Amazon has a development center in Eastern Europe, http://international-tech.amazon-jobs.com/locations.html , but only one development center deals with marketplace technologies – the center in Romania.
So this is what I would put my money on.
It is not “scammers”, but a SINGLE scammer group of programmers – a few guys with good working knowledge of Amazon AWS API technologies, Amazon software policy implementations and their weaknesses. The accounts they are loading with inventory are not purchased and not broken into – somebody inside Romanian development center is feeding the scammer group inactive seller accounts and helping them to bypass Amazon security procedures.

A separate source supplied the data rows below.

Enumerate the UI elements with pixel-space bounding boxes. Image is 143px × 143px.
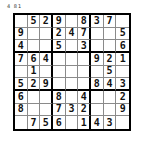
cell-r5-c5[interactable] xyxy=(66,66,79,79)
cell-r1-c1[interactable] xyxy=(15,15,28,28)
cell-r3-c5[interactable] xyxy=(66,40,79,53)
cell-r1-c8[interactable]: 7 xyxy=(104,15,117,28)
cell-r5-c6[interactable] xyxy=(78,66,91,79)
cell-r4-c1[interactable]: 7 xyxy=(15,53,28,66)
cell-r8-c9[interactable]: 9 xyxy=(116,104,129,117)
cell-r6-c7[interactable]: 8 xyxy=(91,78,104,91)
cell-r6-c6[interactable] xyxy=(78,78,91,91)
cell-r5-c8[interactable]: 5 xyxy=(104,66,117,79)
cell-r2-c9[interactable]: 5 xyxy=(116,28,129,41)
cell-r4-c3[interactable]: 4 xyxy=(40,53,53,66)
cell-r2-c5[interactable]: 4 xyxy=(66,28,79,41)
cell-r9-c5[interactable] xyxy=(66,116,79,129)
cell-r6-c5[interactable] xyxy=(66,78,79,91)
cell-r5-c9[interactable] xyxy=(116,66,129,79)
cell-r9-c7[interactable]: 4 xyxy=(91,116,104,129)
cell-r6-c9[interactable]: 3 xyxy=(116,78,129,91)
cell-r8-c7[interactable] xyxy=(91,104,104,117)
cell-r3-c7[interactable] xyxy=(91,40,104,53)
cell-r8-c6[interactable]: 2 xyxy=(78,104,91,117)
cell-r5-c4[interactable] xyxy=(53,66,66,79)
cell-r9-c6[interactable]: 1 xyxy=(78,116,91,129)
cell-r4-c8[interactable]: 2 xyxy=(104,53,117,66)
cell-r7-c9[interactable]: 2 xyxy=(116,91,129,104)
cell-r7-c4[interactable]: 8 xyxy=(53,91,66,104)
cell-r6-c4[interactable] xyxy=(53,78,66,91)
cell-r3-c2[interactable] xyxy=(28,40,41,53)
cell-r2-c1[interactable]: 9 xyxy=(15,28,28,41)
cell-r3-c8[interactable] xyxy=(104,40,117,53)
cell-r8-c5[interactable]: 3 xyxy=(66,104,79,117)
cell-r8-c2[interactable] xyxy=(28,104,41,117)
cell-r1-c5[interactable] xyxy=(66,15,79,28)
cell-r6-c1[interactable]: 5 xyxy=(15,78,28,91)
cell-r8-c1[interactable]: 8 xyxy=(15,104,28,117)
cell-r4-c9[interactable]: 1 xyxy=(116,53,129,66)
cell-r1-c3[interactable]: 2 xyxy=(40,15,53,28)
cell-r5-c3[interactable] xyxy=(40,66,53,79)
cell-r3-c6[interactable]: 3 xyxy=(78,40,91,53)
cell-r5-c7[interactable] xyxy=(91,66,104,79)
cell-r9-c9[interactable] xyxy=(116,116,129,129)
cell-r9-c1[interactable] xyxy=(15,116,28,129)
sudoku-board: 5298379247545367649211552984368428732975… xyxy=(13,13,131,131)
cell-r4-c4[interactable] xyxy=(53,53,66,66)
cell-r7-c1[interactable]: 6 xyxy=(15,91,28,104)
cell-r5-c1[interactable] xyxy=(15,66,28,79)
cell-r1-c7[interactable]: 3 xyxy=(91,15,104,28)
cell-r4-c6[interactable] xyxy=(78,53,91,66)
cell-r1-c2[interactable]: 5 xyxy=(28,15,41,28)
cell-r2-c2[interactable] xyxy=(28,28,41,41)
cell-r4-c7[interactable]: 9 xyxy=(91,53,104,66)
cell-r6-c2[interactable]: 2 xyxy=(28,78,41,91)
cell-r2-c4[interactable]: 2 xyxy=(53,28,66,41)
cell-r3-c1[interactable]: 4 xyxy=(15,40,28,53)
sudoku-page: 4 81 52983792475453676492115529843684287… xyxy=(0,0,143,143)
cell-r9-c8[interactable]: 3 xyxy=(104,116,117,129)
cell-r2-c7[interactable] xyxy=(91,28,104,41)
cell-r2-c3[interactable] xyxy=(40,28,53,41)
cell-r8-c3[interactable] xyxy=(40,104,53,117)
cell-r2-c8[interactable] xyxy=(104,28,117,41)
cell-r7-c7[interactable] xyxy=(91,91,104,104)
cell-r1-c4[interactable]: 9 xyxy=(53,15,66,28)
cell-r7-c6[interactable]: 4 xyxy=(78,91,91,104)
cell-r7-c2[interactable] xyxy=(28,91,41,104)
cell-r6-c8[interactable]: 4 xyxy=(104,78,117,91)
cell-r1-c6[interactable]: 8 xyxy=(78,15,91,28)
cell-r8-c8[interactable] xyxy=(104,104,117,117)
cell-r3-c4[interactable]: 5 xyxy=(53,40,66,53)
cell-r3-c9[interactable]: 6 xyxy=(116,40,129,53)
corner-watermark-label: 4 81 xyxy=(7,3,22,9)
cell-r9-c4[interactable]: 6 xyxy=(53,116,66,129)
cell-r9-c3[interactable]: 5 xyxy=(40,116,53,129)
cell-r2-c6[interactable]: 7 xyxy=(78,28,91,41)
cell-r9-c2[interactable]: 7 xyxy=(28,116,41,129)
cell-r4-c5[interactable] xyxy=(66,53,79,66)
cell-r8-c4[interactable]: 7 xyxy=(53,104,66,117)
cell-r7-c8[interactable] xyxy=(104,91,117,104)
cell-r7-c3[interactable] xyxy=(40,91,53,104)
cell-r5-c2[interactable]: 1 xyxy=(28,66,41,79)
cell-r7-c5[interactable] xyxy=(66,91,79,104)
cell-r3-c3[interactable] xyxy=(40,40,53,53)
cell-r4-c2[interactable]: 6 xyxy=(28,53,41,66)
cell-r6-c3[interactable]: 9 xyxy=(40,78,53,91)
cell-r1-c9[interactable] xyxy=(116,15,129,28)
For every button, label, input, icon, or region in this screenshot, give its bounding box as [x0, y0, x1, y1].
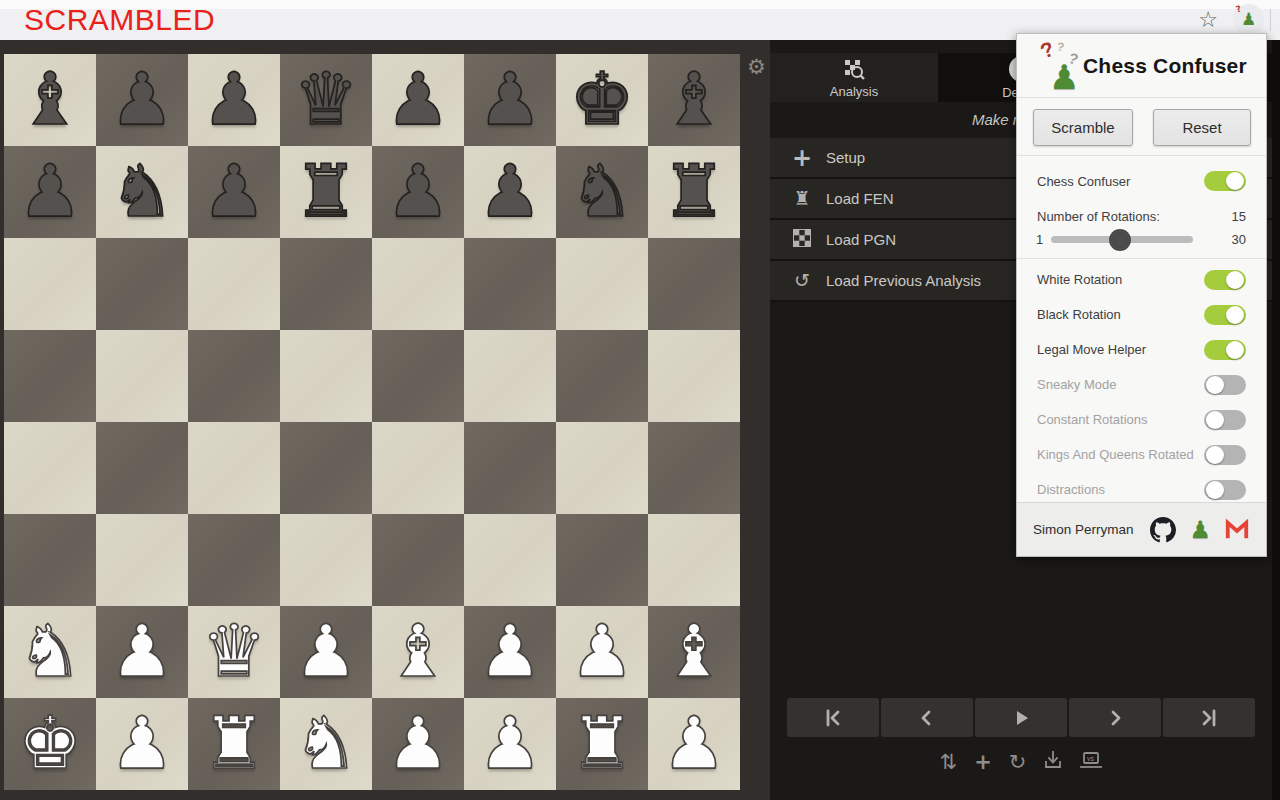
- piece-white-rook[interactable]: ♜: [556, 698, 648, 790]
- chess-confuser-toggle[interactable]: [1204, 171, 1246, 191]
- history-icon: ↺: [790, 271, 814, 290]
- piece-black-king[interactable]: ♚: [556, 54, 648, 146]
- square-d8[interactable]: ♛: [280, 54, 372, 146]
- square-e8[interactable]: ♟: [372, 54, 464, 146]
- piece-white-knight[interactable]: ♞: [4, 606, 96, 698]
- toggle-row-legal-move-helper: Legal Move Helper: [1017, 332, 1266, 367]
- go-to-end-button[interactable]: [1163, 698, 1255, 737]
- square-b6[interactable]: [96, 238, 188, 330]
- square-h8[interactable]: ♝: [648, 54, 740, 146]
- analysis-board-search-icon: [842, 57, 866, 81]
- play-button[interactable]: [975, 698, 1067, 737]
- square-f3[interactable]: [464, 514, 556, 606]
- go-to-start-button[interactable]: [787, 698, 879, 737]
- toggle-row-constant-rotations: Constant Rotations: [1017, 402, 1266, 437]
- sneaky-mode-toggle[interactable]: [1204, 375, 1246, 395]
- square-a7[interactable]: ♟: [4, 146, 96, 238]
- play-vs-computer-icon[interactable]: vs: [1080, 750, 1102, 774]
- square-c3[interactable]: [188, 514, 280, 606]
- piece-black-knight[interactable]: ♞: [556, 146, 648, 238]
- chess-confuser-extension-icon: ♟?: [1241, 11, 1256, 28]
- square-a8[interactable]: ♝: [4, 54, 96, 146]
- analysis-tools-bar: ⇅ + ↻ vs: [770, 750, 1272, 774]
- toggle-row-sneaky-mode: Sneaky Mode: [1017, 367, 1266, 402]
- piece-white-pawn[interactable]: ♟: [556, 606, 648, 698]
- previous-move-button[interactable]: [881, 698, 973, 737]
- square-c2[interactable]: ♛: [188, 606, 280, 698]
- piece-black-rook[interactable]: ♜: [648, 146, 740, 238]
- square-e2[interactable]: ♝: [372, 606, 464, 698]
- svg-text:vs: vs: [1087, 755, 1095, 762]
- chess-board[interactable]: ♝♟♟♛♟♟♚♝♟♞♟♜♟♟♞♜♞♟♛♟♝♟♟♝♚♟♜♞♟♟♜♟: [4, 54, 740, 790]
- square-d7[interactable]: ♜: [280, 146, 372, 238]
- square-f4[interactable]: [464, 422, 556, 514]
- square-h5[interactable]: [648, 330, 740, 422]
- piece-black-knight[interactable]: ♞: [96, 146, 188, 238]
- square-f7[interactable]: ♟: [464, 146, 556, 238]
- square-d5[interactable]: [280, 330, 372, 422]
- kings-and-queens-rotated-toggle[interactable]: [1204, 445, 1246, 465]
- popup-action-buttons: Scramble Reset: [1017, 109, 1266, 146]
- square-c7[interactable]: ♟: [188, 146, 280, 238]
- square-a3[interactable]: [4, 514, 96, 606]
- flip-board-icon[interactable]: ⇅: [940, 752, 958, 773]
- piece-black-queen[interactable]: ♛: [280, 54, 372, 146]
- piece-black-rook[interactable]: ♜: [280, 146, 372, 238]
- square-a6[interactable]: [4, 238, 96, 330]
- square-h3[interactable]: [648, 514, 740, 606]
- page-title: SCRAMBLED: [24, 3, 215, 37]
- reset-button[interactable]: Reset: [1153, 109, 1251, 146]
- piece-black-pawn[interactable]: ♟: [464, 54, 556, 146]
- constant-rotations-toggle[interactable]: [1204, 410, 1246, 430]
- author-name: Simon Perryman: [1033, 522, 1134, 537]
- plus-icon: +: [790, 146, 814, 170]
- piece-white-knight[interactable]: ♞: [280, 698, 372, 790]
- square-a5[interactable]: [4, 330, 96, 422]
- square-a2[interactable]: ♞: [4, 606, 96, 698]
- square-d6[interactable]: [280, 238, 372, 330]
- piece-black-bishop[interactable]: ♝: [4, 54, 96, 146]
- square-e1[interactable]: ♟: [372, 698, 464, 790]
- toolbar-separator: [1270, 9, 1271, 31]
- piece-white-pawn[interactable]: ♟: [96, 606, 188, 698]
- piece-white-pawn[interactable]: ♟: [464, 698, 556, 790]
- piece-black-pawn[interactable]: ♟: [372, 146, 464, 238]
- piece-black-pawn[interactable]: ♟: [4, 146, 96, 238]
- square-d3[interactable]: [280, 514, 372, 606]
- rotations-value: 15: [1232, 209, 1246, 224]
- square-d2[interactable]: ♟: [280, 606, 372, 698]
- square-a4[interactable]: [4, 422, 96, 514]
- square-c4[interactable]: [188, 422, 280, 514]
- square-g3[interactable]: [556, 514, 648, 606]
- refresh-icon[interactable]: ↻: [1009, 752, 1027, 773]
- legal-move-helper-toggle[interactable]: [1204, 340, 1246, 360]
- board-settings-gear-icon[interactable]: ⚙: [747, 55, 766, 79]
- extension-button[interactable]: ♟?: [1233, 4, 1264, 35]
- window-edge: [1272, 40, 1280, 800]
- square-f5[interactable]: [464, 330, 556, 422]
- piece-white-queen[interactable]: ♛: [188, 606, 280, 698]
- piece-white-pawn[interactable]: ♟: [280, 606, 372, 698]
- toggle-row-white-rotation: White Rotation: [1017, 262, 1266, 297]
- master-toggle-row: Chess Confuser: [1017, 171, 1266, 191]
- download-icon[interactable]: [1043, 750, 1063, 774]
- rotations-row: Number of Rotations: 15: [1017, 206, 1266, 226]
- chess-confuser-logo-icon: ? ? ? ♟: [1041, 42, 1087, 94]
- square-e3[interactable]: [372, 514, 464, 606]
- square-g2[interactable]: ♟: [556, 606, 648, 698]
- square-h2[interactable]: ♝: [648, 606, 740, 698]
- piece-white-pawn[interactable]: ♟: [648, 698, 740, 790]
- github-icon[interactable]: [1150, 517, 1176, 543]
- rotations-slider-thumb[interactable]: [1109, 229, 1131, 251]
- slider-max-label: 30: [1232, 232, 1246, 247]
- square-b2[interactable]: ♟: [96, 606, 188, 698]
- square-f6[interactable]: [464, 238, 556, 330]
- move-navigation-bar: [787, 698, 1255, 737]
- square-f1[interactable]: ♟: [464, 698, 556, 790]
- square-g1[interactable]: ♜: [556, 698, 648, 790]
- piece-black-pawn[interactable]: ♟: [372, 54, 464, 146]
- square-b4[interactable]: [96, 422, 188, 514]
- popup-header: ? ? ? ♟ Chess Confuser: [1017, 34, 1266, 98]
- square-d4[interactable]: [280, 422, 372, 514]
- piece-white-pawn[interactable]: ♟: [96, 698, 188, 790]
- rook-icon: ♜: [790, 189, 814, 208]
- square-e6[interactable]: [372, 238, 464, 330]
- square-e7[interactable]: ♟: [372, 146, 464, 238]
- square-e4[interactable]: [372, 422, 464, 514]
- square-e5[interactable]: [372, 330, 464, 422]
- slider-min-label: 1: [1036, 232, 1043, 247]
- square-b8[interactable]: ♟: [96, 54, 188, 146]
- piece-white-pawn[interactable]: ♟: [464, 606, 556, 698]
- square-h6[interactable]: [648, 238, 740, 330]
- square-a1[interactable]: ♚: [4, 698, 96, 790]
- square-c6[interactable]: [188, 238, 280, 330]
- square-g7[interactable]: ♞: [556, 146, 648, 238]
- square-g6[interactable]: [556, 238, 648, 330]
- scramble-button[interactable]: Scramble: [1033, 109, 1133, 146]
- square-h7[interactable]: ♜: [648, 146, 740, 238]
- divider: [1017, 258, 1266, 259]
- square-b3[interactable]: [96, 514, 188, 606]
- popup-footer: Simon Perryman ♟: [1017, 502, 1266, 556]
- piece-white-pawn[interactable]: ♟: [372, 698, 464, 790]
- white-rotation-toggle[interactable]: [1204, 270, 1246, 290]
- chess-confuser-pawn-icon[interactable]: ♟: [1189, 518, 1211, 542]
- piece-white-bishop[interactable]: ♝: [648, 606, 740, 698]
- divider: [1017, 155, 1266, 156]
- gmail-icon[interactable]: [1224, 519, 1250, 541]
- toggle-row-black-rotation: Black Rotation: [1017, 297, 1266, 332]
- checkerboard-icon: [790, 229, 814, 250]
- piece-black-pawn[interactable]: ♟: [464, 146, 556, 238]
- piece-white-bishop[interactable]: ♝: [372, 606, 464, 698]
- square-c8[interactable]: ♟: [188, 54, 280, 146]
- piece-black-pawn[interactable]: ♟: [96, 54, 188, 146]
- bookmark-star-icon[interactable]: ☆: [1198, 7, 1218, 32]
- square-h4[interactable]: [648, 422, 740, 514]
- toggle-row-kings-and-queens-rotated: Kings And Queens Rotated: [1017, 437, 1266, 472]
- chess-confuser-popup: ? ? ? ♟ Chess Confuser Scramble Reset Ch…: [1016, 33, 1267, 557]
- square-g5[interactable]: [556, 330, 648, 422]
- square-b1[interactable]: ♟: [96, 698, 188, 790]
- black-rotation-toggle[interactable]: [1204, 305, 1246, 325]
- distractions-toggle[interactable]: [1204, 480, 1246, 500]
- square-c5[interactable]: [188, 330, 280, 422]
- square-f8[interactable]: ♟: [464, 54, 556, 146]
- square-d1[interactable]: ♞: [280, 698, 372, 790]
- square-f2[interactable]: ♟: [464, 606, 556, 698]
- next-move-button[interactable]: [1069, 698, 1161, 737]
- rotations-slider-row: 1 30: [1017, 228, 1266, 252]
- popup-title: Chess Confuser: [1083, 54, 1247, 78]
- popup-toggle-list: White RotationBlack RotationLegal Move H…: [1017, 262, 1266, 507]
- tab-analysis-label: Analysis: [830, 84, 878, 99]
- tab-analysis[interactable]: Analysis: [770, 53, 938, 102]
- square-c1[interactable]: ♜: [188, 698, 280, 790]
- piece-black-pawn[interactable]: ♟: [188, 146, 280, 238]
- piece-black-pawn[interactable]: ♟: [188, 54, 280, 146]
- add-icon[interactable]: +: [974, 752, 992, 773]
- piece-white-king[interactable]: ♚: [4, 698, 96, 790]
- square-g8[interactable]: ♚: [556, 54, 648, 146]
- piece-black-bishop[interactable]: ♝: [648, 54, 740, 146]
- square-b5[interactable]: [96, 330, 188, 422]
- square-g4[interactable]: [556, 422, 648, 514]
- piece-white-rook[interactable]: ♜: [188, 698, 280, 790]
- square-h1[interactable]: ♟: [648, 698, 740, 790]
- square-b7[interactable]: ♞: [96, 146, 188, 238]
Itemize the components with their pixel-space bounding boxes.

The same person potentially is selecting tracking numbers for tracking uploads potentially even from Amazon’s database of tracking numbers uploaded by legitimate sellers to create appearance of legitimate shipments for a few weeks since Amazon tracking verification process does not check if the tracking shows delivered to the correct zip code, but instead just checks for item being “shipped” and “delivered” within the delivery window.
So Eastern Europe is my bet…
+1
+1
Lately, I ordered twice from Amazon on the same weekend. On Saturday, I ordered something from Amazon directly. On Sunday, I ordered an item from a 3rd party seller on Amazon Marketplace. Both items shipped on Monday morning. Received confirmation e-mails few hours apart. Fishy part is both packages show the same tracking number! 3rd party seller and Amazon combining items in one shipment was suspect. When the package arrived, it contained only the Amazon item, not the 3rd party item. Contacted Amazon immediately and they refunded me in a heartbeat. Seller has is no longer listed.
Even though I’m in the authentication business, I’ll pass on auth comments (well covered) and go straight to the good stuff – Sonos. Brian, do not pass go, splurge a bit and pay the price, you will not be disappointed! I’m a huge Sonos fan since they came out despite being a bit pricey. Play5’s (latest version) are awesome. Enjoy.
I am still stunned to this day how many times I have watched people creating a new account on any type of site, enter the required email address and then when it asks them to put in a password, they put in the password for THAT email account, when I explain that this is both wrong and VERY insecure, they then explain that they ALWAYS do that…. as it makes it easy for them to remember what they have done…. “light bulb dims” and click
I might be willing to contribute a buck or two to Brian’s wish list. I have certainly learned quite a bit here and am grateful for the sharing.
I didn’t see anyone else post to XKCD’s old cartoon about using longer pass phrases rather than cryptic passwords so I will:
https://xkcd.com/936/
And I have been using a two tiered password strategy for a while now: For non-financial sites that are not that important if they get hacked is use a formula that uses elements found on every web site. If I can’t remember the password, I just recreate it from the elements on the site. For more important sites, I use a difficult password and keep the list in the most secure place I know of: my wallet. And yes, the password list also has simple encryption so the information is not easily understood by anyone but me.
Except that this ‘trick’ has been debunked years ago. Don’t do it! Long sentences composed of words are easy to crash despite their length, as the individual componts are easy to guess words and computer crach programs can assembly sentences from words just as quick as words from characters.
Password hackers know this trick and hence have been using countermeasures for years.
If it has a pattern, it can be easily cracked. Unfortunately if it is easy to remember it likely has a pattern. But dont’ think you can outsmart the crooks. They do this – literally – for a living.